Big companies, especially utilities, telecoms etc rely on consumer and business inertia to generate huge profits. What do I mean by that? Well, it’s simply the fact that for many people, once they have signed on the dotted line, it is easier to just keep making the monthly payments (especially if they are done via direct debit from their bank account) rather than go through the process of checking for better deals and switching to another service provider.
Even now, when there are numerous websites that will do all the comparisons for you and even handle the process of switching and managing the change to payment details, a lot of people will simply just not do it.
This is one reason why many companies are prepared to offer very generous terms to new customers to get them to sign up for contracts, as they know that customers will often keep on paying the same rate even though, over time, it has become a poor deal. The longer the initial term of the deal, the more likely that customers will stick and not switch
Every regular payment should be scrutinised in the same way that you would check your small change in the local shop.
I’ve just recently reviewed my domain name holdings and online hosting plan and saved my business a significant amount of money which previously trickled out almost unnoticed in a steady stream of outgoings spread over the year.
There are other ways that corporations boost their profits by capitalising on consumer inaction.
Did you know that gift certificates/cards/tokens purchased from popular outlets for friends and family can boost profits for retailers due to often hidden terms that see the gift cards expire after 12 months? This renders the money spent on them pure profit.
In 2006 it was estimated that the value of unredeemed gift cards was almost US$8 billion. Many people are unaware of this and savvy/unscrupulous (your choice) businesses take advantage of it. Some states in North America (e.g. California, Massachusetts, Ohio, Washington) have enacted laws to eliminate non-use fees or expirations.

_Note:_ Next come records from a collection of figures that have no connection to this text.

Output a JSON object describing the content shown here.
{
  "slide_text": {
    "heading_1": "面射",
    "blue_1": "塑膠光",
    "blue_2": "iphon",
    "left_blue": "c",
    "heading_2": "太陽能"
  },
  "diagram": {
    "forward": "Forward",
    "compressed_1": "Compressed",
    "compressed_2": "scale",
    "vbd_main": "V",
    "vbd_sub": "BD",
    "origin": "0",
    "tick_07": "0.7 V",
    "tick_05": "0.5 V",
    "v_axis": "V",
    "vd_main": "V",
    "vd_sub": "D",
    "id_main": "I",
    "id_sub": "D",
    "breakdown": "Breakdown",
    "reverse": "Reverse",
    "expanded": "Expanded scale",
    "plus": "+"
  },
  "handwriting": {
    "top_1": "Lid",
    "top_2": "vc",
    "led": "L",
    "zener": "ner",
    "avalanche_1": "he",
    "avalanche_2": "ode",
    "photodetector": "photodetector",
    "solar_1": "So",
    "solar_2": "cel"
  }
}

Maybe there is an opportunity here to differentiate your business from theirs by advertising gift cards that don’t expire. I’m sure your accountant/CPA will brand that advice as reckless or irresponsible(!) but in practice it won’t make much difference to the percentage of your gift cards that are actually redeemed. If you are not currently offering any form of gift/delayed redemption card they can be very profitable in almost all sectors and you might like to give it some thought.